2. The little song he was singing was his own composition, both music and words; for the child was a genius, a fervent worshiper at the shrine of music. As his voice would falter

at his sad, sad thoughts, he did not dare to let his mother see his tears; so, hastily rising, he hurried to the window, and there watched a man putting up a great bill with large letters announcing that Madame Malibran would sing that night at the concert.

3. "O, if I could only go!" thought little Pierre. Then pausing a moment, he clasped his hands, his eyes lighted up with unwonted luster, and, running to the little stand, he smoothed down his hair, and, taking from the drawer some old, stained paper, gave one eager glance at his mother, who was sleeping peacefully, and ran swiftly from the house.

4. "Who did you say was waiting for me?" said the lady to her attendant. "I am already very tired, and do not wish to see company." "It is only a pretty little boy, with yellow curls, who says, if he can only see you, he is sure you will not be sorry, and he will not keep you a moment." "Well, let him come in," said the beautiful singer with a smile; "I can never refuse children."

5. Little Pierre entered, his cap under his arm, and in his hand a small roll of paper.
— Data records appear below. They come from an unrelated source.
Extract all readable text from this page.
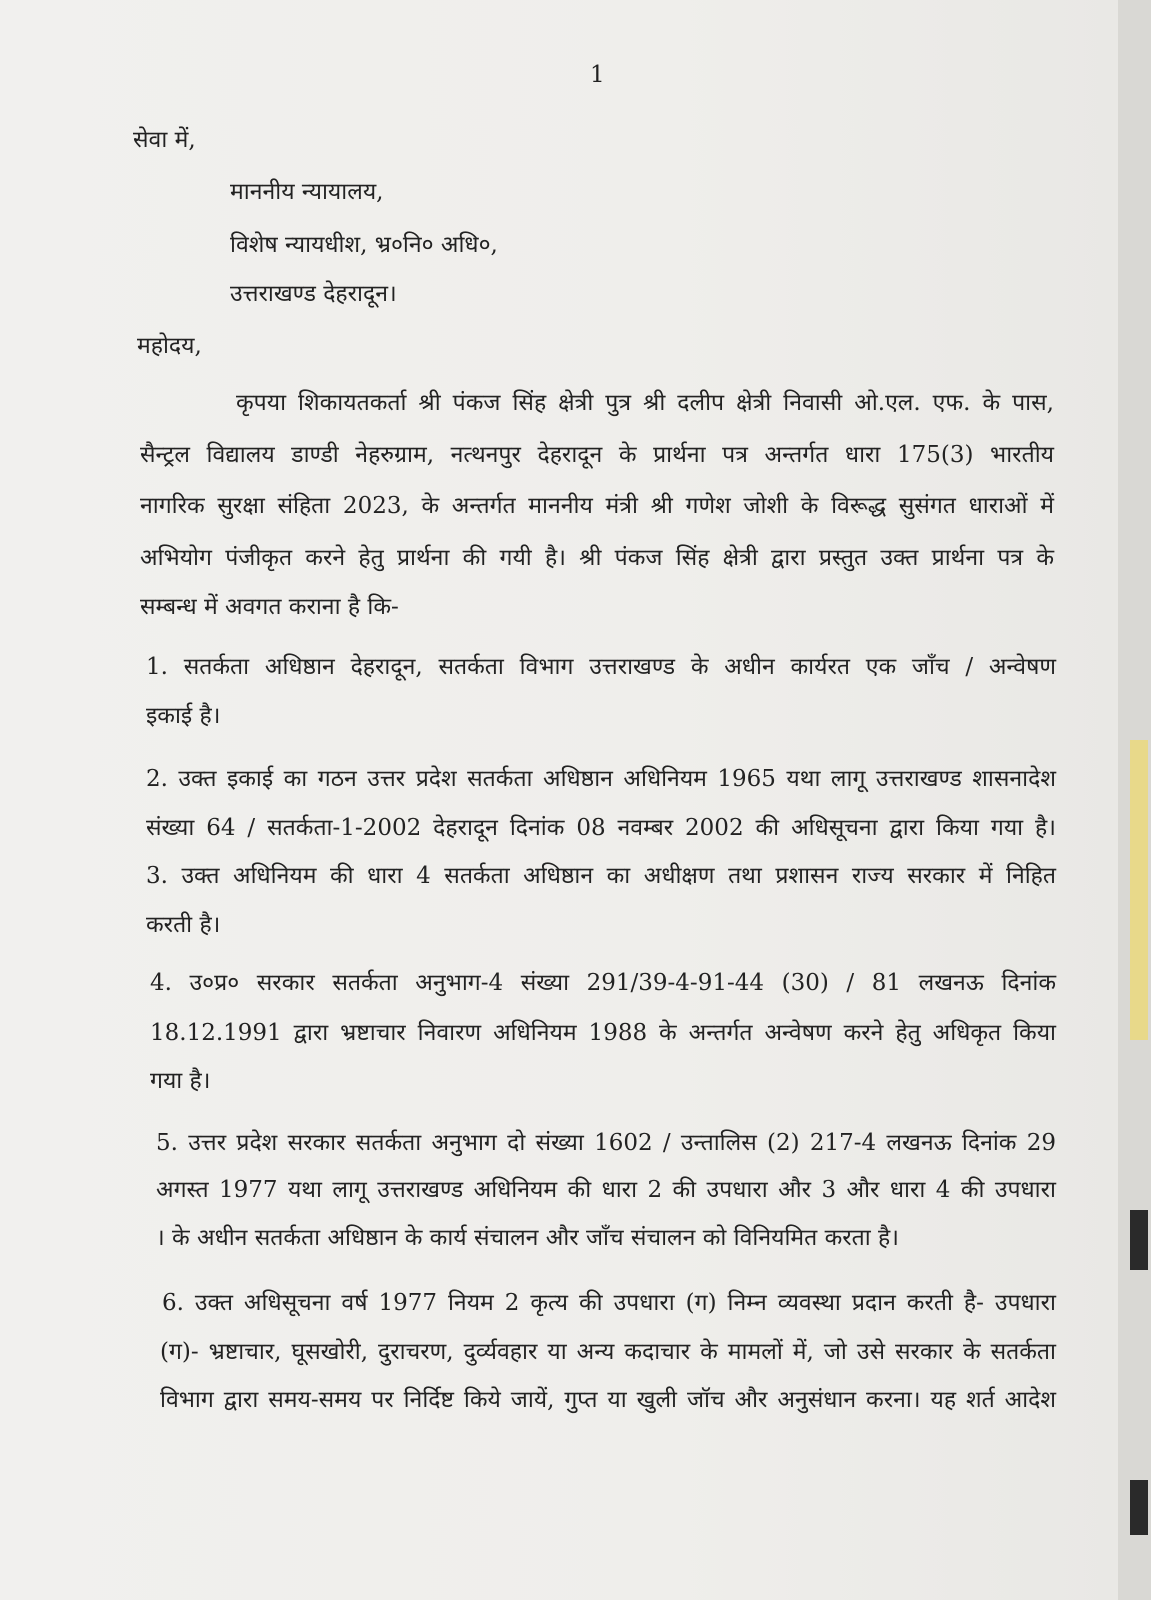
1
सेवा में,
माननीय न्यायालय,
विशेष न्यायधीश, भ्र०नि० अधि०,
उत्तराखण्ड देहरादून।
महोदय,
कृपया शिकायतकर्ता श्री पंकज सिंह क्षेत्री पुत्र श्री दलीप क्षेत्री निवासी ओ.एल. एफ. के पास,
सैन्ट्रल विद्यालय डाण्डी नेहरुग्राम, नत्थनपुर देहरादून के प्रार्थना पत्र अन्तर्गत धारा 175(3) भारतीय
नागरिक सुरक्षा संहिता 2023, के अन्तर्गत माननीय मंत्री श्री गणेश जोशी के विरूद्ध सुसंगत धाराओं में
अभियोग पंजीकृत करने हेतु प्रार्थना की गयी है। श्री पंकज सिंह क्षेत्री द्वारा प्रस्तुत उक्त प्रार्थना पत्र के
सम्बन्ध में अवगत कराना है कि-
1. सतर्कता अधिष्ठान देहरादून, सतर्कता विभाग उत्तराखण्ड के अधीन कार्यरत एक जाँच / अन्वेषण
इकाई है।
2. उक्त इकाई का गठन उत्तर प्रदेश सतर्कता अधिष्ठान अधिनियम 1965 यथा लागू उत्तराखण्ड शासनादेश
संख्या 64 / सतर्कता-1-2002 देहरादून दिनांक 08 नवम्बर 2002 की अधिसूचना द्वारा किया गया है।
3. उक्त अधिनियम की धारा 4 सतर्कता अधिष्ठान का अधीक्षण तथा प्रशासन राज्य सरकार में निहित
करती है।
4. उ०प्र० सरकार सतर्कता अनुभाग-4 संख्या 291/39-4-91-44 (30) / 81 लखनऊ दिनांक
18.12.1991 द्वारा भ्रष्टाचार निवारण अधिनियम 1988 के अन्तर्गत अन्वेषण करने हेतु अधिकृत किया
गया है।
5. उत्तर प्रदेश सरकार सतर्कता अनुभाग दो संख्या 1602 / उन्तालिस (2) 217-4 लखनऊ दिनांक 29
अगस्त 1977 यथा लागू उत्तराखण्ड अधिनियम की धारा 2 की उपधारा और 3 और धारा 4 की उपधारा
। के अधीन सतर्कता अधिष्ठान के कार्य संचालन और जाँच संचालन को विनियमित करता है।
6. उक्त अधिसूचना वर्ष 1977 नियम 2 कृत्य की उपधारा (ग) निम्न व्यवस्था प्रदान करती है- उपधारा
(ग)- भ्रष्टाचार, घूसखोरी, दुराचरण, दुर्व्यवहार या अन्य कदाचार के मामलों में, जो उसे सरकार के सतर्कता
विभाग द्वारा समय-समय पर निर्दिष्ट किये जायें, गुप्त या खुली जॉच और अनुसंधान करना। यह शर्त आदेश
With manliness very unusual in a child so young, he walked straight to the lady, and, bowing, said, "I have called to see you, because my mother is very ill, and we are too poor to get food and medicine; and I thought that, perhaps, if you would only sing one of my little songs at some of your grand concerts, I could sell it to a publisher, and so get a little money to buy what my poor sick mother so much needs."

6. The beautiful woman, tall and stately, rose from her chair, took the little roll from the boy's hand, and lightly hummed the air. "Did you compose this?" she asked, "you, a child! And the words, too? Would you like to come to my concert to-night?" she asked, after a few moments of thought. "O yes!" and the boy's eyes grew bright with happiness; "but I could n't leave my mother."